Robert Louis Stevenson was born to Thomas and Margaret Isabella Balfour Stevenson in Edinburgh on 13 November 1850. From the beginning he was sickly. Through much of his childhood he was attended by his faithful nurse, Alison Cunningham, known as Cummy in the family circle. She told him morbid stories about the Covenanters (the Scots Presbyterian martyrs), read aloud to him Victorian penny-serial novels, Bible stories, and the Psalms, and drilled the catechism into him, all with his parents' approval. Thomas Stevenson was quite a storyteller himself, and his wife doted on their only child, sitting in admiration while her precocious son expounded on religious dogma. Stevenson inevitably reacted to the morbidity of his religious education and to the stiffness of his family's middle-class values, but that rebellion would come only after he entered Edinburgh University.

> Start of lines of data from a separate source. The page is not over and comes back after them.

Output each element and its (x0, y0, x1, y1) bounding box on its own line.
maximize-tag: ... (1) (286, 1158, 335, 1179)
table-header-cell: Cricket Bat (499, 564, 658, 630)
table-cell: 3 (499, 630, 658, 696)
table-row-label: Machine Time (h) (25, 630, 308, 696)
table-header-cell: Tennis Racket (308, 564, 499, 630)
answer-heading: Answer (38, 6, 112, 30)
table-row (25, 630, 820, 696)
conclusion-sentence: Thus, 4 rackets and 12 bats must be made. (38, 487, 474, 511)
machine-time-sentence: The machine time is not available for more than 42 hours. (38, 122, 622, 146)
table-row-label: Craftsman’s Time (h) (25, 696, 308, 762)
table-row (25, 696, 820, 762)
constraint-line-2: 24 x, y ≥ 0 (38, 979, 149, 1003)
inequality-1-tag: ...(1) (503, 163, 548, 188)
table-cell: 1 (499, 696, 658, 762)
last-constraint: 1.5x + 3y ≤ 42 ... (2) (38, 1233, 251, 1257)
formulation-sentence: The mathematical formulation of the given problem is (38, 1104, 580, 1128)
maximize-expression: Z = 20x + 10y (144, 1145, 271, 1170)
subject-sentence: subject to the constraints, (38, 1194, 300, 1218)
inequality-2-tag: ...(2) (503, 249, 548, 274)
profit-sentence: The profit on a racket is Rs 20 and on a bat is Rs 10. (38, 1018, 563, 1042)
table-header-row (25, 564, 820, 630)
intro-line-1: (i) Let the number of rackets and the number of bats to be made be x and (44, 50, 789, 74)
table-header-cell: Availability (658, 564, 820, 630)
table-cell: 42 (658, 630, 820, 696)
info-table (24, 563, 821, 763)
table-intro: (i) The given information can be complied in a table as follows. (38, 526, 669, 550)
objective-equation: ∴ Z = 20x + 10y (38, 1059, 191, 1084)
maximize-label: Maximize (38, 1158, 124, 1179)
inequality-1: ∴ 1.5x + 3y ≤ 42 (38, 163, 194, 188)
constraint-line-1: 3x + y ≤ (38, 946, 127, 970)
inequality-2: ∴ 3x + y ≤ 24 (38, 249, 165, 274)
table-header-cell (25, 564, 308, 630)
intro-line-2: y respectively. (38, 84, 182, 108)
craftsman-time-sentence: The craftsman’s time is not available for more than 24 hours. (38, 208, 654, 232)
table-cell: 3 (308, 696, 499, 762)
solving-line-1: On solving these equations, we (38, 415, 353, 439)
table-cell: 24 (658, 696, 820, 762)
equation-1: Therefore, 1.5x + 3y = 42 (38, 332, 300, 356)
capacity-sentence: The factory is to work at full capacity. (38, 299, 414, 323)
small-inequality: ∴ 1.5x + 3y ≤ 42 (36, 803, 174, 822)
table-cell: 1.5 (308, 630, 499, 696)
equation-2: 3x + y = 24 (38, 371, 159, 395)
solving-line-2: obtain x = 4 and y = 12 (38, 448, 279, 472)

The juvenilia that survives from his childhood shows an observer who was already sensitive to religious issues and Scottish history. Not surprisingly, the boy who listened to Cummy's religious tales first tried his hand at retelling Bible stories: "A History of Moses" was followed by "The Book of Joseph." When Stevenson was sixteen his family published a pamphlet he had written entitled The Pentland Rising, a recounting of the murder of Nonconformist Scots Presbyterians who rebelled against their royalist persecutors.